Charged black hole surrounded by a galactic halo in de Sitter universe
R. A. Konoplya, Z. Stuchlík, A. Zhidenko
TL;DR
This work constructs analytic Einstein-Maxwell solutions for a charged black hole embedded in a general galactic halo within a de Sitter universe. The halo is modeled as an anisotropic fluid with tangential pressure and a density that vanishes at the event and cosmological horizons, with several halo profiles (Hernquist, Burkert, NFW, Taylor-Silk, Moore) embedded via a hypergeometric term in the mass function. The authors compute the black-hole shadow and show that both the cosmological constant and halo matter modify the shadow radius in a way that depends on halo mass, scale, and concentration, providing a potential observational handle on halo properties and black hole charge.
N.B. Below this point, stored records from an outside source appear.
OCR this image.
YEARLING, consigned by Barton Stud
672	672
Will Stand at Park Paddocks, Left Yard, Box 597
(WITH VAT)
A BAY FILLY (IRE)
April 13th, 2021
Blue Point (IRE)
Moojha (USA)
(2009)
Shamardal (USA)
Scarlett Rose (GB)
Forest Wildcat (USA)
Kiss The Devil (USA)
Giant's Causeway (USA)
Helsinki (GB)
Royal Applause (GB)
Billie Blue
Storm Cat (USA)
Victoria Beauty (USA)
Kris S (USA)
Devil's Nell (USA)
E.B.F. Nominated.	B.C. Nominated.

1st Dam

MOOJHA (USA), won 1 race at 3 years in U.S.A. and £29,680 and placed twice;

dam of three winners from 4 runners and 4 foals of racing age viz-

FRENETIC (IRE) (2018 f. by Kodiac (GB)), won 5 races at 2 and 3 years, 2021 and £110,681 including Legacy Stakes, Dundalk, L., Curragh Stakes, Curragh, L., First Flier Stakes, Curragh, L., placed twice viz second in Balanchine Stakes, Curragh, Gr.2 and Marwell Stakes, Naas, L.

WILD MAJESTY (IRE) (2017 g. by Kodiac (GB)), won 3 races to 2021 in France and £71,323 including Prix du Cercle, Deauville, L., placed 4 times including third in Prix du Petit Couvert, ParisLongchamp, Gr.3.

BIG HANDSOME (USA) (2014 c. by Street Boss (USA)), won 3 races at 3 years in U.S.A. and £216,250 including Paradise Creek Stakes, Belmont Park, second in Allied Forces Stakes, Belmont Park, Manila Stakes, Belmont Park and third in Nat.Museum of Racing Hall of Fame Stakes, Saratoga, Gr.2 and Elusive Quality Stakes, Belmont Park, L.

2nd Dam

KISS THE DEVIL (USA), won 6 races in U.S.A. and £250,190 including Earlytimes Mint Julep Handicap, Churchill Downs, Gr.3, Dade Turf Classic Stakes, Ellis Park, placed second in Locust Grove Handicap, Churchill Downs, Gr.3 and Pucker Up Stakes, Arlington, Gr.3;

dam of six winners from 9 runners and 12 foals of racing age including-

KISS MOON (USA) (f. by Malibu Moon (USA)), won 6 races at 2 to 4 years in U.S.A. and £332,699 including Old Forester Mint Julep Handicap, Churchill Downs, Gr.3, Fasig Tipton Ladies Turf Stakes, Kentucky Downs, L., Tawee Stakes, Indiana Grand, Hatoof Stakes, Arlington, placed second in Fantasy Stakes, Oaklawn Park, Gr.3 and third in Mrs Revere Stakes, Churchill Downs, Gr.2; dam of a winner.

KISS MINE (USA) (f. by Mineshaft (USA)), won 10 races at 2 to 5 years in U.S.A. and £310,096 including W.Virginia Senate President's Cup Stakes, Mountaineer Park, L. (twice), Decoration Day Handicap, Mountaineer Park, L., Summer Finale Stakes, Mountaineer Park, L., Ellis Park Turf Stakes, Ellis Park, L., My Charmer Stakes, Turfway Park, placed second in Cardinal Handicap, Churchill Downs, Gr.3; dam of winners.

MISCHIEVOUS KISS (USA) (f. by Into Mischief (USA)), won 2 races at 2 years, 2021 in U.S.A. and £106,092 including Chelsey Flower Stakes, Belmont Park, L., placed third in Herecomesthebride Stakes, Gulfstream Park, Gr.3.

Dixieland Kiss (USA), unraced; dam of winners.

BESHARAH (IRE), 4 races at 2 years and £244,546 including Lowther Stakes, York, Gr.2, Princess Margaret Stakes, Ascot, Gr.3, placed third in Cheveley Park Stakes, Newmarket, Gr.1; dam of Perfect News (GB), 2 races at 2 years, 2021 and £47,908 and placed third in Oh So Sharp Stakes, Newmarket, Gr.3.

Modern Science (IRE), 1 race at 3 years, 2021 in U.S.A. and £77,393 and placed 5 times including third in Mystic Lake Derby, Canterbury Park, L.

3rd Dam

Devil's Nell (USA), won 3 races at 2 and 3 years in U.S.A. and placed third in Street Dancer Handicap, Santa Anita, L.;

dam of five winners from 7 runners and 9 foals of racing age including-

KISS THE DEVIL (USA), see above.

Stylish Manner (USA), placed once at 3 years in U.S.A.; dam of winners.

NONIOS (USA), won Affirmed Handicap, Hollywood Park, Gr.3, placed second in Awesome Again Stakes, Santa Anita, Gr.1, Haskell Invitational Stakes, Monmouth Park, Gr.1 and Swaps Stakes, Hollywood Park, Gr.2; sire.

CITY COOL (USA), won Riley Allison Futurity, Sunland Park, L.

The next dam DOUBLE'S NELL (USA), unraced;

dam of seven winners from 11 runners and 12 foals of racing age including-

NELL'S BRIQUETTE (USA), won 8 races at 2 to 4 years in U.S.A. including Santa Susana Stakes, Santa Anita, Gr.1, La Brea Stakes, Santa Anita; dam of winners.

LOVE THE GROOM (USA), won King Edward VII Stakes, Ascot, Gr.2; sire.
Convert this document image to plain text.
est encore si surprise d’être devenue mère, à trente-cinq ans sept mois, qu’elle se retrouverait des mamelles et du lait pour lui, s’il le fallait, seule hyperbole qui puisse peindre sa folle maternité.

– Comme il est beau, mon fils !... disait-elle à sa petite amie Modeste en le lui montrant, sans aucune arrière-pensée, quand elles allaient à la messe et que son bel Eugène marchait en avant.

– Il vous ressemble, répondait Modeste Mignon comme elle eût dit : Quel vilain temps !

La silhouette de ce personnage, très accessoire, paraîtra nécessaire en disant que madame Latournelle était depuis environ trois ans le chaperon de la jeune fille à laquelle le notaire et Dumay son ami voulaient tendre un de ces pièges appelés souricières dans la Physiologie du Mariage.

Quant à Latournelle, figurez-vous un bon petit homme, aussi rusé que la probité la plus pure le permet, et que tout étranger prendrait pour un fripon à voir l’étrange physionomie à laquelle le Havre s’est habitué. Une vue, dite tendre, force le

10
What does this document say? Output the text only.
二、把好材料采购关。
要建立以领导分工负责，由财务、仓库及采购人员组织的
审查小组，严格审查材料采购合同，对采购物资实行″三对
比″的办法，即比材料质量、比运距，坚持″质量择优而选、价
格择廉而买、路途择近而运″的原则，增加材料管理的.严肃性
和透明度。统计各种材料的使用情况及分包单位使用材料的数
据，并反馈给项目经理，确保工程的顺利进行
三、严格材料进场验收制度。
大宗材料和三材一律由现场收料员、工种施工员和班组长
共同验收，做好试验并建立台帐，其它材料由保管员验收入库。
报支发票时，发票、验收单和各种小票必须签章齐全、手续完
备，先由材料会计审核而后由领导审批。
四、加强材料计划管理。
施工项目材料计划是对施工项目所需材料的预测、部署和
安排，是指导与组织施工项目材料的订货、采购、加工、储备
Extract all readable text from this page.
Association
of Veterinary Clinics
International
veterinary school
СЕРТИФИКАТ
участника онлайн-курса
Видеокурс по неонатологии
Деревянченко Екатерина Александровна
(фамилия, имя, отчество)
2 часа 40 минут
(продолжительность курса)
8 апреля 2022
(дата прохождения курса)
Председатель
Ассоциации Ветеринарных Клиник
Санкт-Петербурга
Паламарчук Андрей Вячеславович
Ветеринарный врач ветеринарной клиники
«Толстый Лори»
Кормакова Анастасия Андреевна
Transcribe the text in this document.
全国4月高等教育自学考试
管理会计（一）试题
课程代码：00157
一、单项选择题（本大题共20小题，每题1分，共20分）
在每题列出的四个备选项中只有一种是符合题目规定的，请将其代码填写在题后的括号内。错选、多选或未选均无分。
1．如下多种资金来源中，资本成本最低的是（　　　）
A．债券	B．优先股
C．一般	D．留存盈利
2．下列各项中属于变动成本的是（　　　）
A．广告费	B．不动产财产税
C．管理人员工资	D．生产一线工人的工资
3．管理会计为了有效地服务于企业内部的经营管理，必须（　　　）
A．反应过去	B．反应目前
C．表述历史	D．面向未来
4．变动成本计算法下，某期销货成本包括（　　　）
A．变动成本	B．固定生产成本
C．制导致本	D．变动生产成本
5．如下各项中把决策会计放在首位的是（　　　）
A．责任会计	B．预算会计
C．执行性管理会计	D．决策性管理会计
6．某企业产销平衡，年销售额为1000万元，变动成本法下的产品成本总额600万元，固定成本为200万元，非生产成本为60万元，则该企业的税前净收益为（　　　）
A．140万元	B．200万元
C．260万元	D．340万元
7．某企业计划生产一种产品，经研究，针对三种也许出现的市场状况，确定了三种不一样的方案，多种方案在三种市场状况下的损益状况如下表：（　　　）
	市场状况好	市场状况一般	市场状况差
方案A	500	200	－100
The framework generalizes previous neutral, asymptotically flat results and opens avenues for future work on stability, quasinormal modes, lensing, accretion, rotation, and more sophisticated halo models.
Abstract
Assuming a sufficiently general form for the matter distribution function of a galactic halo, we have derived solutions to the Einstein-Maxwell equations describing a charged black hole embedded in such a halo, while also allowing for a non-zero cosmological constant. These solutions generalize our earlier results for neutral black holes in asymptotically flat spacetime. As specific realizations of the general distribution, we consider the Hernquist, Navarro-Frenk-White, Burkert, Taylor-Silk, and Moore halo profiles, thereby capturing a broad range of astrophysically motivated scenarios.